Investing.com -- Oil prices edged lower Tuesday, trading in a choppy fashion as traders digested the latest interest rate cut in China as well as the deteriorating global economic outlook.
By 09:20 ET (13:20 GMT), U.S. crude futures traded 1% lower than Friday’s close at $71.22 a barrel after the U.S. was closed on Monday, while the Brent contract fell 0.2% to $75.94 a barrel.
China cuts interest rates again
Concerns over the strength of the Chinese economic recovery from the COVID hit have weighed heavily on oil prices this week, prompting a number of major investment banks to downgrade their estimates.
The People’s Bank of China cut its benchmark loan prime rate earlier Tuesday in an attempt to boost its struggling economy, but this has done little to boost sentiment as it was largely anticipated by markets, given that the country had trimmed short and medium-term lending rates last week.
Fears of a hawkish Powell
Away from China, traders are cautiously awaiting Fed Chair Jerome Powell’s two-day congressional testimony, starting on Wednesday, amid concerns that the head of the U.S. central bank will signal a July rate hike after it agreed to pause its year-long hiking cycle last week.
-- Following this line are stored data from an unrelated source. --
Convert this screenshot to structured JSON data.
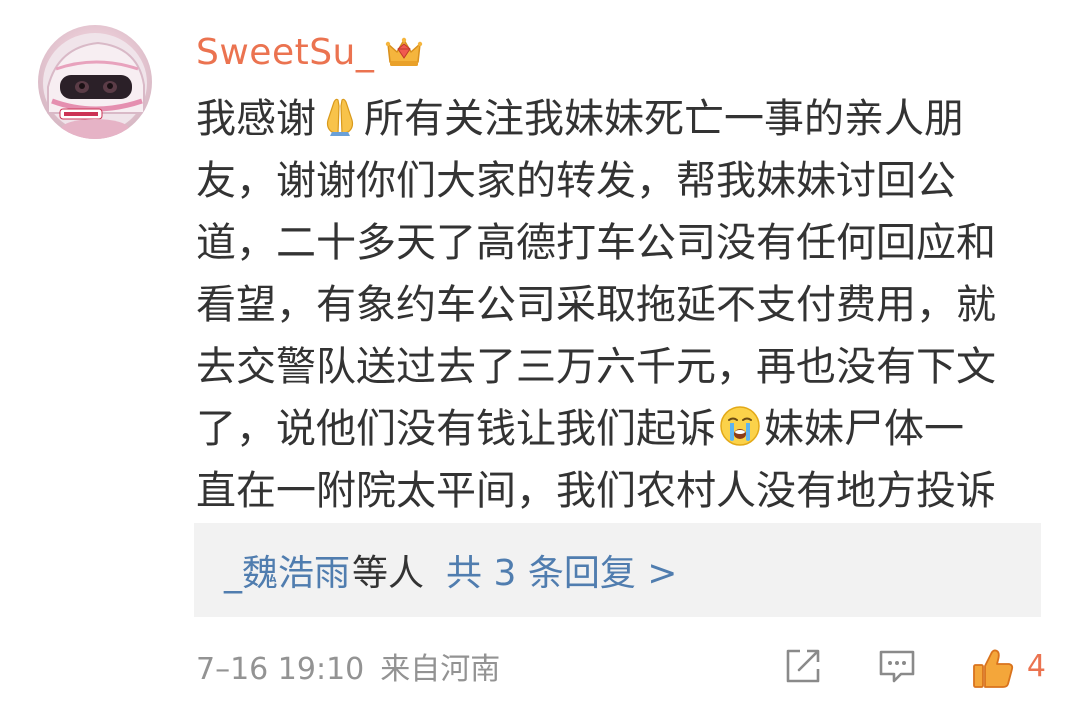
{
  "comment": {
    "username": "SweetSu_",
    "badge_icon": "crown-gem-icon",
    "lines": [
      {
        "before": "我感谢",
        "emoji": "folded-hands-emoji",
        "after": "所有关注我妹妹死亡一事的亲人朋"
      },
      {
        "text": "友，谢谢你们大家的转发，帮我妹妹讨回公"
      },
      {
        "text": "道，二十多天了高德打车公司没有任何回应和"
      },
      {
        "text": "看望，有象约车公司采取拖延不支付费用，就"
      },
      {
        "text": "去交警队送过去了三万六千元，再也没有下文"
      },
      {
        "before": "了，说他们没有钱让我们起诉",
        "emoji": "crying-face-emoji",
        "after": "妹妹尸体一"
      },
      {
        "text": "直在一附院太平间，我们农村人没有地方投诉"
      }
    ],
    "replies": {
      "user": "_魏浩雨",
      "others": "等人",
      "total": "共 3 条回复 >"
    },
    "footer": {
      "time": "7–16 19:10",
      "source": "来自河南",
      "like_count": "4"
    }
  },
  "colors": {
    "username": "#eb7350",
    "link": "#507daf",
    "text": "#333333",
    "meta": "#939393",
    "reply_bg": "#f2f2f2",
    "like": "#eb7350"
  }
}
Higher interest rates can reduce economic activity, and fears are growing that the U.S. economy, the largest in the world, could enter a recession in the second half of the year.
The Eurozone economy did contract in the first quarter, and yet the European Central Bank is expected to continue to hike interest rates next month, after doing so again last week, as it attempts to conquer elevated inflation.
“While some believe the market will be in deficit later in the year, aided by the Saudi-driven OPEC+ cuts, which could support prices closer to what we saw late last year and early this, the economy remains one significant downside risk to this amid an adjustment in the markets toward higher rates for longer,” said Craig Erlam, an analyst at MarketPulse.
Iran’s crude supply grows
Turning to the supply side of the equation, Iran's crude exports and oil output have hit new highs in 2023 despite U.S. sanctions, while Russian crude oil flows to international markets have drifted lower, according to data collated by Bloomberg, but remain well above levels seen in February, the baseline month for the country’s pledged output cuts.